Je prends mon gros pot de glace Ben&Jerry au Cookie Dough -une tuerie en passant !-, la cuillère qui va avec et une bonne petite bouteille de Hoegaarden rosé. Pourquoi aller au Pub quand on a tout sous la main ? Me voilà paré pour me goinfrer toute la soirée, je vais finir par ne plus pouvoir passer le cadre des portes à ce rythme là !

Je me dirige vers le vieux canapé de Phil, attrape mon plaid bien douillet et me cale confortablement sur celui-ci. Après défilement des divers films dont je dispose sur mon disque dur, mon choix s'arrête sur Dirty Papy, une comédie, histoire de rire pour changer...
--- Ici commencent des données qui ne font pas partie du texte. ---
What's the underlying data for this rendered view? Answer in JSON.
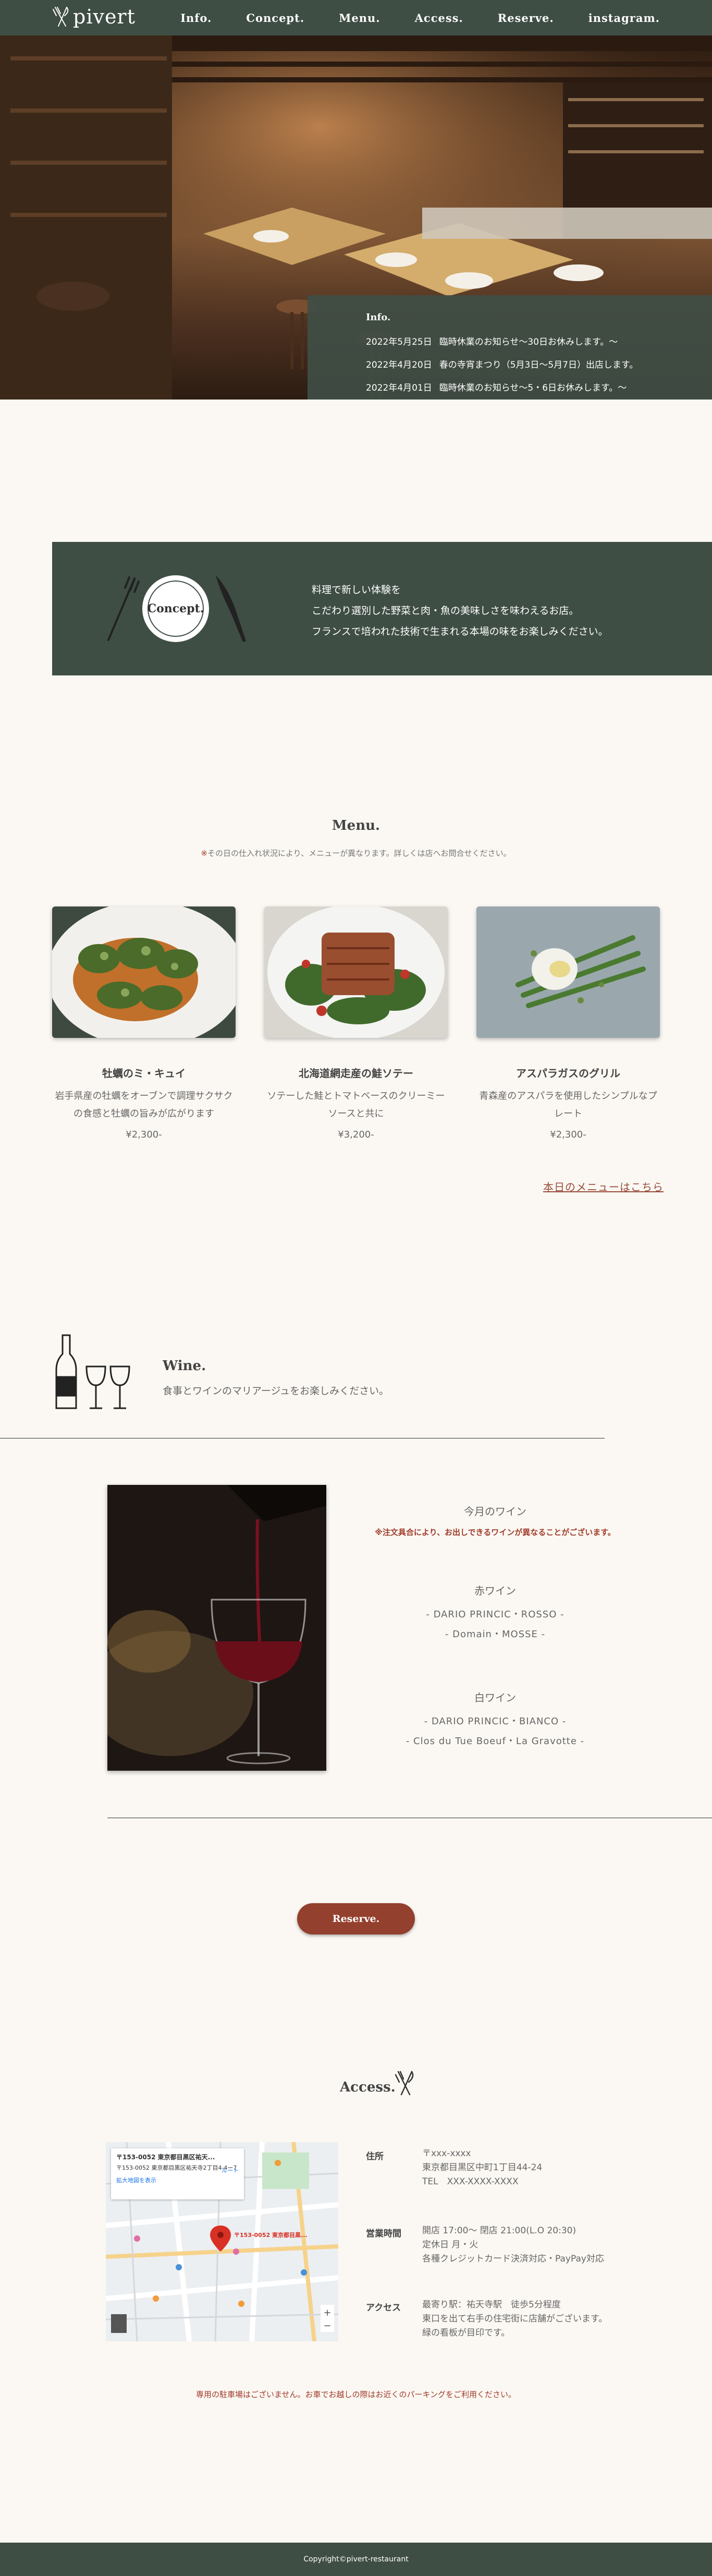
{
  "header": {
    "logo": "pivert",
    "nav": [
      "Info.",
      "Concept.",
      "Menu.",
      "Access.",
      "Reserve.",
      "instagram."
    ]
  },
  "info": {
    "title": "Info.",
    "items": [
      {
        "date": "2022年5月25日",
        "text": "臨時休業のお知らせ〜30日お休みします。〜"
      },
      {
        "date": "2022年4月20日",
        "text": "春の寺宵まつり（5月3日〜5月7日）出店します。"
      },
      {
        "date": "2022年4月01日",
        "text": "臨時休業のお知らせ〜5・6日お休みします。〜"
      }
    ]
  },
  "concept": {
    "label": "Concept.",
    "lines": [
      "料理で新しい体験を",
      "こだわり選別した野菜と肉・魚の美味しさを味わえるお店。",
      "フランスで培われた技術で生まれる本場の味をお楽しみください。"
    ]
  },
  "menu": {
    "title": "Menu.",
    "note_star": "※",
    "note": "その日の仕入れ状況により、メニューが異なります。詳しくは店へお問合せください。",
    "items": [
      {
        "name": "牡蠣のミ・キュイ",
        "desc": "岩手県産の牡蠣をオーブンで調理サクサクの食感と牡蠣の旨みが広がります",
        "price": "¥2,300-"
      },
      {
        "name": "北海道網走産の鮭ソテー",
        "desc": "ソテーした鮭とトマトベースのクリーミーソースと共に",
        "price": "¥3,200-"
      },
      {
        "name": "アスパラガスのグリル",
        "desc": "青森産のアスパラを使用したシンプルなプレート",
        "price": "¥2,300-"
      }
    ],
    "link": "本日のメニューはこちら"
  },
  "wine": {
    "title": "Wine.",
    "subtitle": "食事とワインのマリアージュをお楽しみください。",
    "today": "今月のワイン",
    "note": "※注文具合により、お出しできるワインが異なることがございます。",
    "red_label": "赤ワイン",
    "red": [
      "- DARIO PRINCIC・ROSSO -",
      "- Domain・MOSSE -"
    ],
    "white_label": "白ワイン",
    "white": [
      "- DARIO PRINCIC・BIANCO -",
      "- Clos du Tue Boeuf・La Gravotte -"
    ]
  },
  "reserve": {
    "label": "Reserve."
  },
  "access": {
    "title": "Access.",
    "map": {
      "card_title": "〒153-0052 東京都目黒区祐天...",
      "card_addr": "〒153-0052 東京都目黒区祐天寺2丁目4-4ー7",
      "card_link": "拡大地図を表示",
      "route": "ルート",
      "pin_label": "〒153-0052 東京都目黒..."
    },
    "rows": [
      {
        "label": "住所",
        "lines": [
          "〒xxx-xxxx",
          "東京都目黒区中町1丁目44-24",
          "TEL　XXX-XXXX-XXXX"
        ]
      },
      {
        "label": "営業時間",
        "lines": [
          "開店 17:00〜 閉店 21:00(L.O 20:30)",
          "定休日 月・火",
          "各種クレジットカード決済対応・PayPay対応"
        ]
      },
      {
        "label": "アクセス",
        "lines": [
          "最寄り駅：祐天寺駅　徒歩5分程度",
          "東口を出て右手の住宅街に店舗がございます。",
          "緑の看板が目印です。"
        ]
      }
    ],
    "parking": "専用の駐車場はございません。お車でお越しの際はお近くのパーキングをご利用ください。"
  },
  "footer": {
    "copyright": "Copyright©pivert-restaurant"
  }
}
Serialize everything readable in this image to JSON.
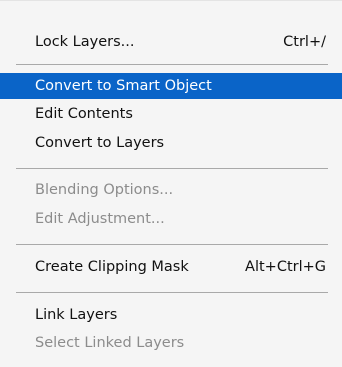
{
  "menu": {
    "items": [
      {
        "label": "Lock Layers...",
        "shortcut": "Ctrl+/",
        "state": "enabled"
      },
      {
        "label": "Convert to Smart Object",
        "shortcut": "",
        "state": "selected"
      },
      {
        "label": "Edit Contents",
        "shortcut": "",
        "state": "enabled"
      },
      {
        "label": "Convert to Layers",
        "shortcut": "",
        "state": "enabled"
      },
      {
        "label": "Blending Options...",
        "shortcut": "",
        "state": "disabled"
      },
      {
        "label": "Edit Adjustment...",
        "shortcut": "",
        "state": "disabled"
      },
      {
        "label": "Create Clipping Mask",
        "shortcut": "Alt+Ctrl+G",
        "state": "enabled"
      },
      {
        "label": "Link Layers",
        "shortcut": "",
        "state": "enabled"
      },
      {
        "label": "Select Linked Layers",
        "shortcut": "",
        "state": "disabled"
      }
    ]
  },
  "colors": {
    "highlight": "#0a64c8",
    "disabled_text": "#8c8c8c",
    "menu_background": "#f5f5f5"
  }
}
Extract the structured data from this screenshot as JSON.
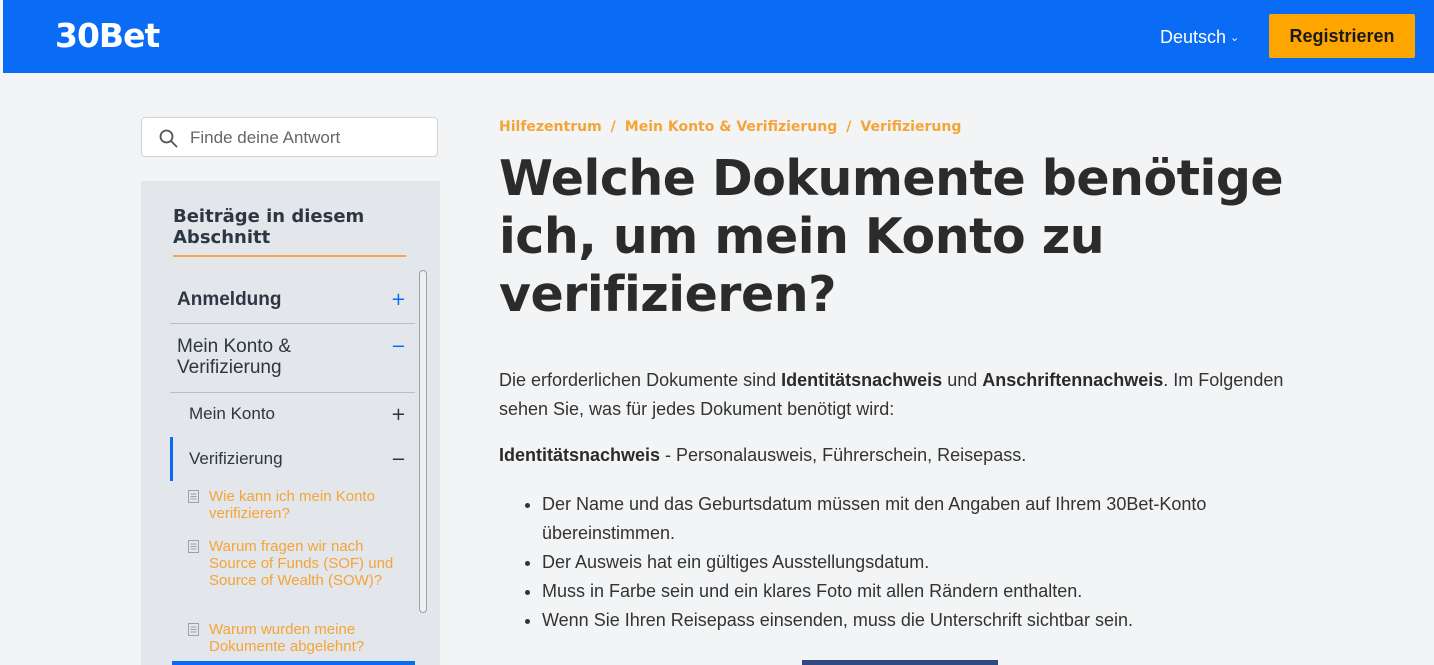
{
  "header": {
    "logo": "30Bet",
    "language": "Deutsch",
    "register_label": "Registrieren"
  },
  "search": {
    "placeholder": "Finde deine Antwort"
  },
  "sidebar": {
    "title": "Beiträge in diesem Abschnitt",
    "sections": [
      {
        "label": "Anmeldung",
        "sign": "+"
      },
      {
        "label": "Mein Konto & Verifizierung",
        "sign": "−"
      }
    ],
    "subsections": [
      {
        "label": "Mein Konto",
        "sign": "+"
      },
      {
        "label": "Verifizierung",
        "sign": "−"
      }
    ],
    "articles": [
      "Wie kann ich mein Konto verifizieren?",
      "Warum fragen wir nach Source of Funds (SOF) und Source of Wealth (SOW)?",
      "Warum wurden meine Dokumente abgelehnt?"
    ]
  },
  "breadcrumb": [
    "Hilfezentrum",
    "Mein Konto & Verifizierung",
    "Verifizierung"
  ],
  "article": {
    "title": "Welche Dokumente benötige ich, um mein Konto zu verifizieren?",
    "intro_1": "Die erforderlichen Dokumente sind ",
    "intro_bold_1": "Identitätsnachweis",
    "intro_2": " und ",
    "intro_bold_2": "Anschriftennachweis",
    "intro_3": ". Im Folgenden sehen Sie, was für jedes Dokument benötigt wird:",
    "id_heading": "Identitätsnachweis",
    "id_text": " - Personalausweis, Führerschein, Reisepass.",
    "bullets": [
      "Der Name und das Geburtsdatum müssen mit den Angaben auf Ihrem 30Bet-Konto übereinstimmen.",
      "Der Ausweis hat ein gültiges Ausstellungsdatum.",
      "Muss in Farbe sein und ein klares Foto mit allen Rändern enthalten.",
      "Wenn Sie Ihren Reisepass einsenden, muss die Unterschrift sichtbar sein."
    ]
  },
  "colors": {
    "header_bg": "#0a6cf5",
    "accent_orange": "#ffa500",
    "link_orange": "#f5a437",
    "sidebar_bg": "#e3e6ea"
  }
}
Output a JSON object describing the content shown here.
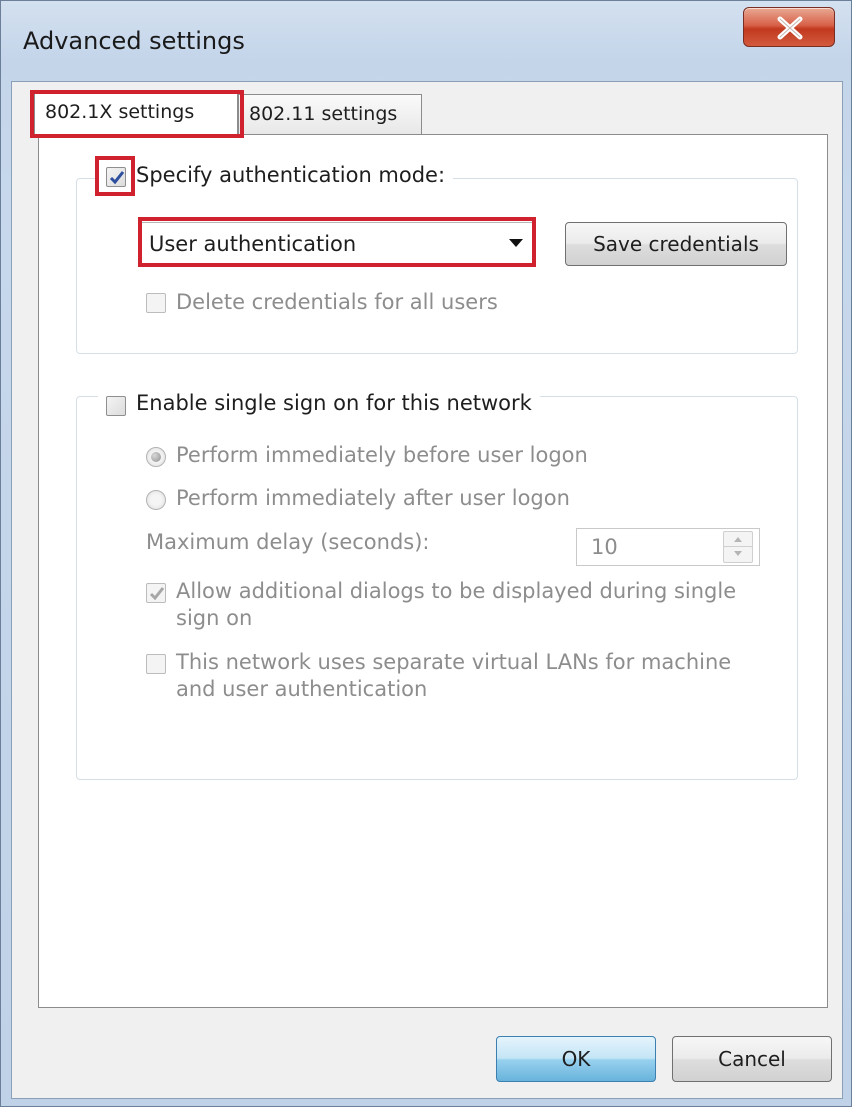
{
  "window": {
    "title": "Advanced settings"
  },
  "tabs": [
    "802.1X settings",
    "802.11 settings"
  ],
  "auth_group": {
    "specify_mode_label": "Specify authentication mode:",
    "specify_mode_checked": true,
    "mode_selected": "User authentication",
    "save_credentials_label": "Save credentials",
    "delete_credentials_label": "Delete credentials for all users",
    "delete_credentials_checked": false
  },
  "sso_group": {
    "enable_label": "Enable single sign on for this network",
    "enable_checked": false,
    "radio_before_label": "Perform immediately before user logon",
    "radio_after_label": "Perform immediately after user logon",
    "selected_option": "Perform immediately before user logon",
    "max_delay_label": "Maximum delay (seconds):",
    "max_delay_value": "10",
    "allow_dialogs_label_line1": "Allow additional dialogs to be displayed during single",
    "allow_dialogs_label_line2": "sign on",
    "allow_dialogs_checked": true,
    "separate_vlans_label_line1": "This network uses separate virtual LANs for machine",
    "separate_vlans_label_line2": "and user authentication",
    "separate_vlans_checked": false
  },
  "footer": {
    "ok_label": "OK",
    "cancel_label": "Cancel"
  },
  "colors": {
    "highlight": "#d0212e",
    "checkmark": "#2d4f9e"
  }
}
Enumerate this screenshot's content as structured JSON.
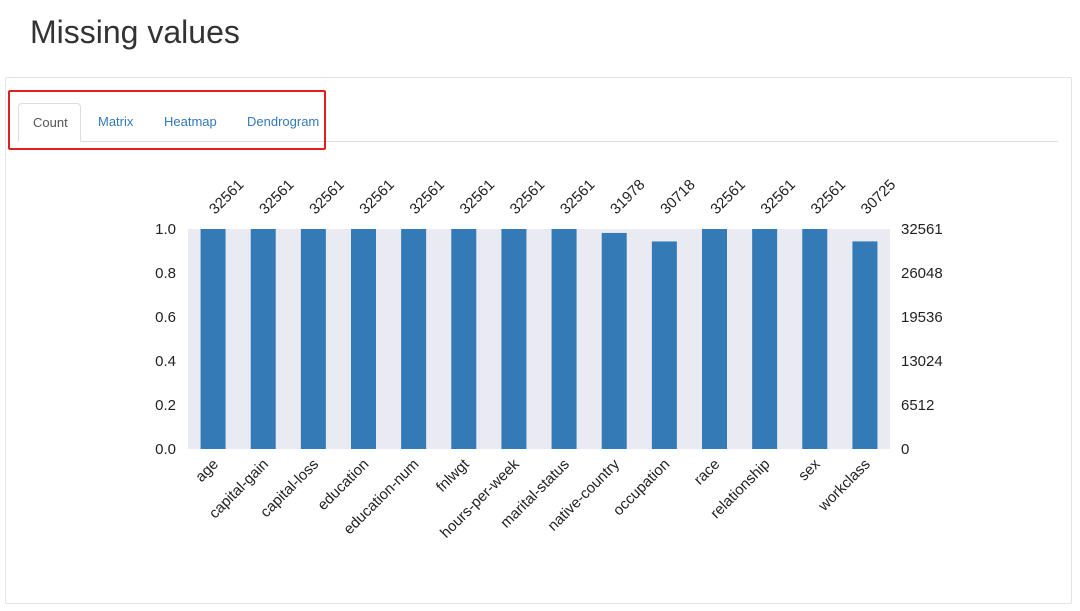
{
  "page": {
    "title": "Missing values"
  },
  "tabs": [
    {
      "label": "Count",
      "active": true
    },
    {
      "label": "Matrix",
      "active": false
    },
    {
      "label": "Heatmap",
      "active": false
    },
    {
      "label": "Dendrogram",
      "active": false
    }
  ],
  "colors": {
    "bar": "#337ab7",
    "plot_background": "#eaeaf2",
    "highlight": "#e02020",
    "link": "#337ab7"
  },
  "chart_data": {
    "type": "bar",
    "categories": [
      "age",
      "capital-gain",
      "capital-loss",
      "education",
      "education-num",
      "fnlwgt",
      "hours-per-week",
      "marital-status",
      "native-country",
      "occupation",
      "race",
      "relationship",
      "sex",
      "workclass"
    ],
    "values": [
      32561,
      32561,
      32561,
      32561,
      32561,
      32561,
      32561,
      32561,
      31978,
      30718,
      32561,
      32561,
      32561,
      30725
    ],
    "total": 32561,
    "top_labels": [
      "32561",
      "32561",
      "32561",
      "32561",
      "32561",
      "32561",
      "32561",
      "32561",
      "31978",
      "30718",
      "32561",
      "32561",
      "32561",
      "30725"
    ],
    "left_axis": {
      "range": [
        0,
        1
      ],
      "ticks": [
        "0.0",
        "0.2",
        "0.4",
        "0.6",
        "0.8",
        "1.0"
      ]
    },
    "right_axis": {
      "ticks": [
        "0",
        "6512",
        "13024",
        "19536",
        "26048",
        "32561"
      ]
    },
    "grid": false
  }
}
Malgré mon confort optimal pour cette soirée en solitaire, je n'arrive pas à me concentrer sur mon film. Mes yeux voient les images, mais mon cerveau, lui, est ailleurs. Je ne fais que de penser à ce matin... à Lui... à Jayden.

Putain, ça m'a fait un sacré coup de le revoir ici après tant d'années. Plein d'émotions se sont entremêlées, en plus de celles que je n'arrive pas à gérer ses temps-ci...

Je me suis revu sept ans en arrière, l'ado coincé, mal dans sa peau, peu sûre d'elle, qui se cachait derrière des fringues dix fois trop grandes pour elle. Qu'est-ce que je déteste cette période de ma vie. J'étais la risée du lycée, et Jayden en a bien profité à cette époque, lui, et sa bande de gros lourdauds...

-« Hey Baggybague ! » me crie Jayden depuis l'autre bout du couloir.

Oh bon sang cachez-moi ! Je cherche une échappatoire, mais trop tard, il est déjà devant mon casier.

-« Alors Miss Baggy, on cherche à m'éviter à ce que je vois... » dit-il de son sourire des plus narquois.

-« Laisse-moi tranquille Jayden... » je dis dans un chuchotement peu audible.

-« De quoi ? Je crois que j'ai mal entendu... Répète un peu.. »

Mais je n'en suis pas capable, ses potes, m'entourant de part et d'autre autour de mon casier.

-« Je le savais, personne ne peut me résister ! ria t-il ses toutous le suivant en rythme. Alors Aby, j'ai appris que tu avais un petit faible pour Louis ? »

Mes joues devenu subitement chaude, et leurs explosions de rire me laisse supposer que je suis complètement rouge de honte. Je baisse la tête, mais pieds devenant soudainement beaucoup plus intéressant.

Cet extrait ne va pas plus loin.